The system has a higher precision and less dispersion in the center of the exploration area (P1) in contrast with the results obtained below a transmitting beacon (P5) or in the corner of the grid (P7). An Optitrack system [
28] was used to obtain the real positions (ground-truth) of the transmitting beacons and the different positions at which the receiver was placed. This system consists of a set of cameras distributed throughout the room that allow the position of the desired object to be obtained with an accuracy of 0.1 mm.

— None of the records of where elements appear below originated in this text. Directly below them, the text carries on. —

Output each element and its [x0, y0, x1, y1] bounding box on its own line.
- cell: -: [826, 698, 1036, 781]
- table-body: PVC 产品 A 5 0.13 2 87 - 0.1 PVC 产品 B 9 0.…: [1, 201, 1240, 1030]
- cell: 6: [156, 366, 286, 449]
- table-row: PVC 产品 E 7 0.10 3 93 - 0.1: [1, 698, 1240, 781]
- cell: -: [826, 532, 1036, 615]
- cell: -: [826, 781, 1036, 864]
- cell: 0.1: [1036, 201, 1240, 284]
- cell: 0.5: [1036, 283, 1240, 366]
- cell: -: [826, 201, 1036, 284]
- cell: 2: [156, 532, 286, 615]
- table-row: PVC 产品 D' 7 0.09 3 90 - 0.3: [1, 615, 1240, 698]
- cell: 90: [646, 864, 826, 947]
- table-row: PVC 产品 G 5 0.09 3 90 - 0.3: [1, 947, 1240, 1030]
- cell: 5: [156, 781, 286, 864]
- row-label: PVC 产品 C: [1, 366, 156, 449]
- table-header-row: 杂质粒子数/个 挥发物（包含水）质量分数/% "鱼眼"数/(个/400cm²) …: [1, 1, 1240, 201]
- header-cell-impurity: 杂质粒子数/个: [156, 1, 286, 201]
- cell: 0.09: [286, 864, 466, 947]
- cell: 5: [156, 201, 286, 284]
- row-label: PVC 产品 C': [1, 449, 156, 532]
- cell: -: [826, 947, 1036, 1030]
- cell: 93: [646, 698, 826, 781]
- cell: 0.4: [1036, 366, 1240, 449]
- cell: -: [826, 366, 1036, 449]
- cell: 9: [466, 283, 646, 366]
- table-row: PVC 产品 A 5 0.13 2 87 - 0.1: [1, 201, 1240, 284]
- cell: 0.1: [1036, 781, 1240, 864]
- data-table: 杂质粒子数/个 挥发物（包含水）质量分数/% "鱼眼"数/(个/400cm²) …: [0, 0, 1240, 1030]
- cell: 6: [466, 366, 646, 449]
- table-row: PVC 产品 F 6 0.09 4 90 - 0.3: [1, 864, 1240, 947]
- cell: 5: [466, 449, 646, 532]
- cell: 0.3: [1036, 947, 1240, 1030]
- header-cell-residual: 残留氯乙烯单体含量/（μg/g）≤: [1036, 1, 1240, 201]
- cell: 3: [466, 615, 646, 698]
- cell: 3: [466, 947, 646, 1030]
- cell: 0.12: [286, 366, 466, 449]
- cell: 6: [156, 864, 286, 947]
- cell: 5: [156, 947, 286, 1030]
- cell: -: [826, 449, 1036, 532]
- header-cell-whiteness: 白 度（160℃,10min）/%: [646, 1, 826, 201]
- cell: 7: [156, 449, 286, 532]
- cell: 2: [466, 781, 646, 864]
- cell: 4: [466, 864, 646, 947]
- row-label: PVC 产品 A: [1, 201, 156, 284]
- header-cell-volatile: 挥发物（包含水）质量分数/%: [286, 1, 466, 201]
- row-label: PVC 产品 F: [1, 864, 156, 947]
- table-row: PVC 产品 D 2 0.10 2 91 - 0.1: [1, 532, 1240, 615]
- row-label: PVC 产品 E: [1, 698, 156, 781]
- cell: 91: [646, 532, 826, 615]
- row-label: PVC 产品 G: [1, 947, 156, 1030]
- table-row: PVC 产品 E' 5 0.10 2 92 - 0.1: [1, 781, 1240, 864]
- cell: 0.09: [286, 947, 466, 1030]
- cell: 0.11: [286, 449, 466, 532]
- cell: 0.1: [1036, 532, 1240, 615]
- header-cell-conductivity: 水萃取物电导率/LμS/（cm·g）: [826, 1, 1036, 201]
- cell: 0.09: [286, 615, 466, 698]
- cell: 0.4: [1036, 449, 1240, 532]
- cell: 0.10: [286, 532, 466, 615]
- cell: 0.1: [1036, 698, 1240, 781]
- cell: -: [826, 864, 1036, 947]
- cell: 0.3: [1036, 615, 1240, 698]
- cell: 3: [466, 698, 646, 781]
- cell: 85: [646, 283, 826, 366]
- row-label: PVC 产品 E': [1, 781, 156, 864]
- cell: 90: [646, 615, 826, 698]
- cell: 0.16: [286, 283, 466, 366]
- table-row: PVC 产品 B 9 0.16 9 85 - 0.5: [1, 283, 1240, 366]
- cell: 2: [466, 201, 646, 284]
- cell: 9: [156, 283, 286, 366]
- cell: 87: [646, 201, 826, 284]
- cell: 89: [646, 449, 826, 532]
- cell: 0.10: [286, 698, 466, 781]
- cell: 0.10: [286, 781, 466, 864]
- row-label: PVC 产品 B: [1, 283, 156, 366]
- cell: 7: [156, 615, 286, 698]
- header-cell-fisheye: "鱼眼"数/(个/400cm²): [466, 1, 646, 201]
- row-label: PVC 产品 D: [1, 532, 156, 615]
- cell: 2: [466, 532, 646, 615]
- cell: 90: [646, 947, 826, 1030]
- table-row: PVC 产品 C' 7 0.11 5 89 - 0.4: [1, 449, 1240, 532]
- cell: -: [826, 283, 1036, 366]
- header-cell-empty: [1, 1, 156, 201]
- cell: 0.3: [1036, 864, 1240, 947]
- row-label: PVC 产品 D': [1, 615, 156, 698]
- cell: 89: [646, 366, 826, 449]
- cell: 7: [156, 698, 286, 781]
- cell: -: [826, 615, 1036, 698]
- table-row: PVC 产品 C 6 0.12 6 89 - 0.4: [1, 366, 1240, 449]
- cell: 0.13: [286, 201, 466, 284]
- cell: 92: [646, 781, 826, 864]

Table 1 shows the numerical results obtained and presented in
Figure 11. The average errors obtained are 1.5 and 10 cm, and the standard deviation is less than 1 and 1.5 cm in the XY plane at P1 and P5, respectively. It can also be observed that the angle of rotation where the greatest errors are obtained in the XY plane is
β = 45° for P1 and
β = 5° for P5. The greatest errors appear where the transmitting beacons and the axes of the QADA photoreceptor are aligned.
4. Conclusions
The implementation of an infrared local positioning system has been described in this work. The transmitter system is based on four transmitter beacons, each one of them emitting a particular LS code; on a reception module, which consists of a QADA photoreceptor, a filtering system and an acquisition system; and on a synchronism system built with a particular IR beacon and a photodetector. Synchronism detectors are located in the receiving module and in each of the transmitting beacons, thus allowing a simultaneous reception and transmission.
The processing stage at the receiver module performs the correlations of the acquired signal with the different codes used in each transmitter. From the correlation peaks, the global sum of energy received in the QADA, as well as the differences in energy between the left-right side and the bottom-top one, are obtained. Furthermore, the relations between those peaks allow the system to obtain the incidence angles from each beacon on the QADA surface. From these angles, the position of the receiver is estimated, provided that the beacons’ positions are known.
The proposal has been characterized experimentally with a real setup installed in a room with a surface area of 55 m2 and a height of 3.4 m. The beacons were installed in the ceiling in a square with a side of 1.2 m and the receiver on the floor (the effective testing area was 3 × 3 m2, below the transmitters). Acquired experimental signals and their correlations with the different transmitted codes have been presented. Additionally, the estimation of the position of the receiver in that environment for seven particular points (P1 to P7), with P1 at the center of the emitters’ projection on the floor and the other covering one of the octants of this projection, has been performed for one hundred trials, using an Optitrack system to determine the ground-truth. The obtained absolute average errors, considering all the points, are 7.1, 5.4, and 47.3 cm in the X, Y and Z axes, respectively. As for future works, it is intended to carry out a fine calibration of the intrinsic parameters of the QADA with its aperture in order to apply PnP algorithms and to estimate the complete 3D receiver pose.